Is there any service enabling a "Reading mode" for Chrome across devices?
The possibily best solution would be a bookmarklet. Due to same-origin constraints, it cannot load external scripts, which is why the forked Readability bookmarklet does no longer work. Neither does Readable, which was suggested in an answer.
On mobile, not all webpages are viewed in the browser directly. In these cases it would be useful for the solution to be accessible through the system-wide "Share" menu.
Browser extensions would be possible on Desktop, but come with major caveats.
- Privacy. Browser extensions have been known to get sold to or hacked by malicious companies, and thus to turn into spyware without warning, to the point that bloggers recommend against using any, if possible. A reader-mode extension needs full access to all websites, hence they are among the extensions most vulnerable to just abuse.
- No mobile support. By their nature, extensions don't help on mobile devices, where Chrome doesn't allow any.
- Invisible distractions. Some extensions (Just Read, Purify) have been suggested. Both provide a more readable overlay over the original article, but don't replace it. As a consequence, some intrusive practices are not prevented by them -- such as CPU heavy ads, which for fairness sake I do not want to block wholesale with an adblocker.

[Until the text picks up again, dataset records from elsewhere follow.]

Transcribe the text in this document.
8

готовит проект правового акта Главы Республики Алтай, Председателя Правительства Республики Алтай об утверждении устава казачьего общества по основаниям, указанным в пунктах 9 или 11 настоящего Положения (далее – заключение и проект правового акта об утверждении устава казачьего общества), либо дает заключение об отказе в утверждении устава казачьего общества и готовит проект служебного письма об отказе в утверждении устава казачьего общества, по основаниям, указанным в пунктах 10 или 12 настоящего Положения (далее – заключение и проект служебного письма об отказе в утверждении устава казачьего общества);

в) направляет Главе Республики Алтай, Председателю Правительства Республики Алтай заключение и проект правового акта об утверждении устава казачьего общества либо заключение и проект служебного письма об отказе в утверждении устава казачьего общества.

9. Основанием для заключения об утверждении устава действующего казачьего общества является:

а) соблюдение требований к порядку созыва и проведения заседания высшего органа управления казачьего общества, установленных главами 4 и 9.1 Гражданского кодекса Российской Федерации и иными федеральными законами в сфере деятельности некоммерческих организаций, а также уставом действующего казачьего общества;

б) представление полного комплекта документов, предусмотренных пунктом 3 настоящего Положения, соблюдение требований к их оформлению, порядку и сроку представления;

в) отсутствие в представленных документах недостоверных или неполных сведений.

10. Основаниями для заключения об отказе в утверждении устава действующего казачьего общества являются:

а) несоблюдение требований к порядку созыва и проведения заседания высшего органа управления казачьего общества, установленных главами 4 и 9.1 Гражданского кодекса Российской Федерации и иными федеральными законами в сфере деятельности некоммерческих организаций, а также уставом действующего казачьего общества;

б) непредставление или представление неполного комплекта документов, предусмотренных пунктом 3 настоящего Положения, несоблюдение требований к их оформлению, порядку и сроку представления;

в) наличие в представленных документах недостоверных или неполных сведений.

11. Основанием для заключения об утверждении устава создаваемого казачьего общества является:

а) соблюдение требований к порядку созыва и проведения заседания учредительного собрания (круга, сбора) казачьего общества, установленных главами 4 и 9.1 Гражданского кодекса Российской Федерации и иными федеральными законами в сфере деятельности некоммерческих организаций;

Reference solutions, and why they don't apply.
On iOS, Safari provides a reading mode, that strips articles to the bare basic for distraction-free reading. As a bonus, it also works in apps like feedly that open an in-app Safari overlay.
Chrome on Android now implements a reading mode. Like with safari, it is offered for Chrome Custom Tabs too. Which would be great, if its heuristic agreed with me on which webpages need it. As it is, it is useful when it is offered, but it isn't offered half the time, and even inconsistent within articles of the same webpage.
Chrome on iOS devices and Windows PCs has no reading mode at all out of the box.
Why ad-blockers don't cut it.
Leaving aside the ethical conundrum of depriving websites of their income, ad-blockers don't affect non-ad distracting design choices, such as
Side-bars. Often with navigation elements and links to other articles of the website.
Overly wide lines. If columns are too wide, more frequent loss of the vertical position adds distraction.
Small font size. (especially on mobile); Zooming in results in horizontal scrolling, which is about as badly distracting as it can get. Some webpages even disable zooming in by using a meta-tag.
Floaters. Elements with a fixed on-screen position, that often significantly reduce the effective screen size and force distracting clutter into the field of view. Typically used as navigation bars (a less intrusive example being used here on stackexchange too), for social media "share" widgets (especially useless on mobile, where we have a share menu anyway), and some of the most intrusive ads (adblockers may end up blocking the content, but not the floater itself). These are typically implemented with the CSS setting
Existing extension-based solutions
Some Chrome extensions (Just Read, Purify) have been suggested.